A major redevelopment of the Hawke’s Bay Airport is underway that will ensure the terminal is fit for purpose after a 37 percent increase in passengers over the last two years.
The airport is flying high at the moment, having reported a record net profit of $1.7m on a turnover of $6.1 million for the year ended June 2017. The Airport Company achieved all its financial performance targets, with revenue up 16 percent from the previous year.
Construction will be in full swing over summer, with a temporary arrivals hall being set up in the area formally used for rental car parking to enable a new arrivals area to be built at the southern end of the terminal.
Hawke’s Bay Airport chief executive Nick Story says strong passenger growth and the resulting demands on existing airport infrastructure is the catalyst for the multimillion-dollar expansion. In the last two years passenger movements have risen 37 per cent to 652,000 passengers.
There was an 11 percent increase in aircraft movements for the year with a total of 14,256.
“We have had exponential growth over the last couple of years due to a significant increase in airline capacity, driven by the arrival of a second airline in Jetstar and Air New Zealand switching to larger capacity aircrafts, all of which has created competition for passengers and enabled growth of the region’s business and tourism sectors.”
The expanded terminal will increase in size from 2,500 m2 to 3,800 m2 to accommodate the growth in passenger movements and visitors to the airport.

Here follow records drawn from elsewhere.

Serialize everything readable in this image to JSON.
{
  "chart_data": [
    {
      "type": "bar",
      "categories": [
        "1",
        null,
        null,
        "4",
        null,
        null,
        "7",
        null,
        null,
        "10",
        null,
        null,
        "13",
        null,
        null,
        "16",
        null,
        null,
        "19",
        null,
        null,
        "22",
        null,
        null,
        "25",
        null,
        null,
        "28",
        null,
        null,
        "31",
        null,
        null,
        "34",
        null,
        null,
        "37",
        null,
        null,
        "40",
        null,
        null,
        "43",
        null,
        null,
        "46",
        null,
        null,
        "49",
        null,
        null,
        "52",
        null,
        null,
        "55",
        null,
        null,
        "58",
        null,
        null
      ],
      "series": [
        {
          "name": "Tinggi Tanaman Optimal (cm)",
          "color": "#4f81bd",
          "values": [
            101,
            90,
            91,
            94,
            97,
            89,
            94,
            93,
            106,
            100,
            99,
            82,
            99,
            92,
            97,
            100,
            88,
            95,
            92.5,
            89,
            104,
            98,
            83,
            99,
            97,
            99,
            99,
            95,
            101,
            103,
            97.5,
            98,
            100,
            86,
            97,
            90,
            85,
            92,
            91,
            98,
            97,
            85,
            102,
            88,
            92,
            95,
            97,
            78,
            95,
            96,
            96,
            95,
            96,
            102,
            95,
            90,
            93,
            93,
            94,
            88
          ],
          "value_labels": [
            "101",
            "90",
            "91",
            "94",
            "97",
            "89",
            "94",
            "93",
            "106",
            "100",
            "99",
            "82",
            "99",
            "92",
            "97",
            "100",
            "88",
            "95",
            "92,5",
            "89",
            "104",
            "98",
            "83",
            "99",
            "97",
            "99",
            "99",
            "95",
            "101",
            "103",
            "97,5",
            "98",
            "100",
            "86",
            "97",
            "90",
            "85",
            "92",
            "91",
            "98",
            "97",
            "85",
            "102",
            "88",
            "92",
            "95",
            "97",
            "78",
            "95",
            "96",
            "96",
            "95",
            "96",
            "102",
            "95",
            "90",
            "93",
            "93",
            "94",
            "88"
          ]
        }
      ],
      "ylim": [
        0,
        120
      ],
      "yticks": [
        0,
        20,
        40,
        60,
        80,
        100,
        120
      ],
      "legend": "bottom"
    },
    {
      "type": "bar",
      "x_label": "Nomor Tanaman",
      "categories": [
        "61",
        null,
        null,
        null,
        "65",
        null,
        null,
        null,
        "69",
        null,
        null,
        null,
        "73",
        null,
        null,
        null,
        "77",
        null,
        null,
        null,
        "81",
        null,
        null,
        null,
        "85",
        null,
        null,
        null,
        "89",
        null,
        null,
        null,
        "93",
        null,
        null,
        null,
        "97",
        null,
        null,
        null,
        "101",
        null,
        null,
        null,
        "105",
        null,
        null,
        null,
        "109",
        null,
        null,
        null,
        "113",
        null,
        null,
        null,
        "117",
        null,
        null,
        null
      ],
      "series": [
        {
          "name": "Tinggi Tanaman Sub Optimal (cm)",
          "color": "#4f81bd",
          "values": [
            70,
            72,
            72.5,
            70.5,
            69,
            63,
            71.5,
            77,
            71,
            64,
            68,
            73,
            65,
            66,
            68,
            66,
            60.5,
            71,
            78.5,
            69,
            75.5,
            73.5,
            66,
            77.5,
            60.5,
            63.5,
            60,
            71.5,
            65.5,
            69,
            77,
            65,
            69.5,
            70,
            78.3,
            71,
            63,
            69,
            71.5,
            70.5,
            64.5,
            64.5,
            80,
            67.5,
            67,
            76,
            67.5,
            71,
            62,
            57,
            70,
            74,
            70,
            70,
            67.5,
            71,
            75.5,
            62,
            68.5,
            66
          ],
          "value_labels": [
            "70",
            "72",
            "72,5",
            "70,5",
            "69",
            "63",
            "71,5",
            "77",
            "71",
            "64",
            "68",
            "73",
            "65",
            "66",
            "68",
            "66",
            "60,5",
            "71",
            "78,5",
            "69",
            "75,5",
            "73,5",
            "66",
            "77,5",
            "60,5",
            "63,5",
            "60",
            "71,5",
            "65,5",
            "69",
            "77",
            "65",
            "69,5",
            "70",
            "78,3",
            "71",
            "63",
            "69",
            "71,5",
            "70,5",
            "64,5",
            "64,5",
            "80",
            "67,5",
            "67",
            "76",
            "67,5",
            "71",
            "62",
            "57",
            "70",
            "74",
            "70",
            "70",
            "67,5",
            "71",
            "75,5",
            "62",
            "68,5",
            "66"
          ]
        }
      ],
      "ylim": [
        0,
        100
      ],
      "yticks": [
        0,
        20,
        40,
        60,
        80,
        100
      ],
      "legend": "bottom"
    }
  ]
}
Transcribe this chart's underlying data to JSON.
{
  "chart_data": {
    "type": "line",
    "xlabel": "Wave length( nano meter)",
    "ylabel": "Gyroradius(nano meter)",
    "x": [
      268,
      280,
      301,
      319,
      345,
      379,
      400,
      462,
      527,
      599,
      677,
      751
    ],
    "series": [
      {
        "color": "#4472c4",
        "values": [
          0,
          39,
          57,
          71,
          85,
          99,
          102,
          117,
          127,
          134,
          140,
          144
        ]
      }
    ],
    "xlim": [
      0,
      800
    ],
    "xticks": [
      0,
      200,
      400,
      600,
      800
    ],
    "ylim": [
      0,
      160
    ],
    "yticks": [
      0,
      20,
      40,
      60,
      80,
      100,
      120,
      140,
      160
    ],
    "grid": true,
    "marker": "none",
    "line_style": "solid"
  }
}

“The airport is a major gateway for the region, so as well as catering for increased passengers and visitors, the expansion is also about enhancing their experience,” Nick says.
As The Profit was going to print, the lead construction contractor was due to be confimed. A local project manager, Steve Birkhead, has been involved through the final design stages of the project and will continue in this role through to the terminal being fully operational in early 2019.

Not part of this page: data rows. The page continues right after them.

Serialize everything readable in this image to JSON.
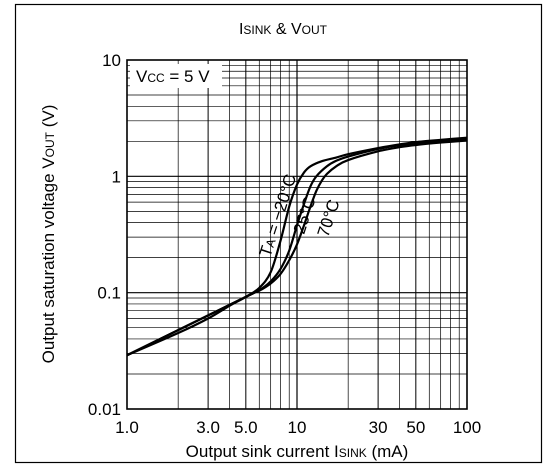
{
  "chart_data": {
    "type": "line",
    "title": {
      "main": "I",
      "sub1": "SINK",
      "mid": " & V",
      "sub2": "OUT"
    },
    "xlabel": {
      "main": "Output sink current I",
      "sub": "SINK",
      "end": " (mA)"
    },
    "ylabel": {
      "main": "Output saturation voltage V",
      "sub": "OUT",
      "end": " (V)"
    },
    "x_scale": "log",
    "y_scale": "log",
    "xlim": [
      1.0,
      100
    ],
    "ylim": [
      0.01,
      10
    ],
    "grid": true,
    "x_ticks": [
      {
        "value": 1.0,
        "label": "1.0"
      },
      {
        "value": 3.0,
        "label": "3.0"
      },
      {
        "value": 5.0,
        "label": "5.0"
      },
      {
        "value": 10,
        "label": "10"
      },
      {
        "value": 30,
        "label": "30"
      },
      {
        "value": 50,
        "label": "50"
      },
      {
        "value": 100,
        "label": "100"
      }
    ],
    "y_ticks": [
      {
        "value": 0.01,
        "label": "0.01"
      },
      {
        "value": 0.1,
        "label": "0.1"
      },
      {
        "value": 1,
        "label": "1"
      },
      {
        "value": 10,
        "label": "10"
      }
    ],
    "condition": {
      "main": "V",
      "sub": "CC",
      "end": " = 5 V"
    },
    "temperature_prefix": {
      "main": "T",
      "sub": "A",
      "end": " = "
    },
    "series": [
      {
        "name": "−20°C",
        "x": [
          1.0,
          2.0,
          3.0,
          4.0,
          5.0,
          6.0,
          7.0,
          8.0,
          9.0,
          10.0,
          11.0,
          12.0,
          14.0,
          17.0,
          20.0,
          30.0,
          40.0,
          50.0,
          70.0,
          100.0
        ],
        "y": [
          0.029,
          0.045,
          0.06,
          0.077,
          0.092,
          0.11,
          0.15,
          0.28,
          0.55,
          0.85,
          1.08,
          1.22,
          1.35,
          1.45,
          1.55,
          1.75,
          1.88,
          1.97,
          2.06,
          2.15
        ]
      },
      {
        "name": "25°C",
        "x": [
          1.0,
          5.0,
          6.0,
          7.0,
          8.0,
          9.0,
          10.0,
          11.0,
          12.0,
          13.0,
          15.0,
          17.0,
          20.0,
          30.0,
          40.0,
          50.0,
          70.0,
          100.0
        ],
        "y": [
          0.029,
          0.092,
          0.105,
          0.125,
          0.16,
          0.23,
          0.38,
          0.58,
          0.82,
          1.0,
          1.22,
          1.36,
          1.48,
          1.72,
          1.85,
          1.93,
          2.02,
          2.1
        ]
      },
      {
        "name": "70°C",
        "x": [
          1.0,
          5.0,
          6.0,
          7.0,
          8.0,
          9.0,
          10.0,
          11.0,
          12.0,
          13.0,
          14.0,
          15.0,
          17.0,
          20.0,
          30.0,
          40.0,
          50.0,
          70.0,
          100.0
        ],
        "y": [
          0.029,
          0.092,
          0.104,
          0.12,
          0.145,
          0.19,
          0.26,
          0.38,
          0.55,
          0.75,
          0.92,
          1.05,
          1.22,
          1.38,
          1.64,
          1.78,
          1.86,
          1.95,
          2.03
        ]
      }
    ]
  }
}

The staged construction project will see the new check-in area constructed at the southern end of the terminal, followed by a central area with a large cafe accommodating 110 people, visitor seating and new bathrooms.
Stage 3 will be a new automated baggage handling system at the northern end, a dedicated arrivals gate, new offices for Air New Zealand, Jetstar and Sound Air, as well as a substantially expanded Air New Zealand regional lounge and rental car concierge area.
During construction Air New Zealand will relocate its regional lounge to a pre-fabricated building to be situated in the current staff car park area.
“We are aiming to keep the airport operating on a business as usual basis. There will be disruptions but our aim is to ensure everything runs as smoothly as possible.
“We will have something exciting to look forward to in 2019, a larger, more functional and vibrant terminal.”
Nick says the design enables future growth with the majority of the complex design elements in the centre of the building, making additional expansion to the north simple and cost-efficient.
The project is to be internally funded by Hawke’s Bay Airport Limited, enabled by the airport company’s strong financial performance, and will not require any financial support from current shareholders Napier City Council, Hastings District Council and the Crown.
The new-look terminal has been designed by local architects Paris Magdalinos Architects. PMA architect Chris Ainsworth said the terminal has been designed in the shape of a Kuaka (godwit) bird in flight.
“A key consideration of the brief was to tell the story of the Hawke’s Bay area, which had to be integrated into the building’s architecture and not simply applied later on by using artwork. It is important to tell our story, in what is one of the key gateways into the Hawke’s Bay.
“The Kuaka achieves some amazing feats, flying over 8,000 kilometres every year to Alaska, which is pretty incredible for such a small bird,” says Chris.
The Kuaka-inspired shape will be further showcased inside the terminal using a modern approach to traditional Maori carving.
A new entranceway to the airport is also progressing well and under development at the intersection of Watchman Road, SH2 and Meeanee Quay. This project will be completed by August 2018.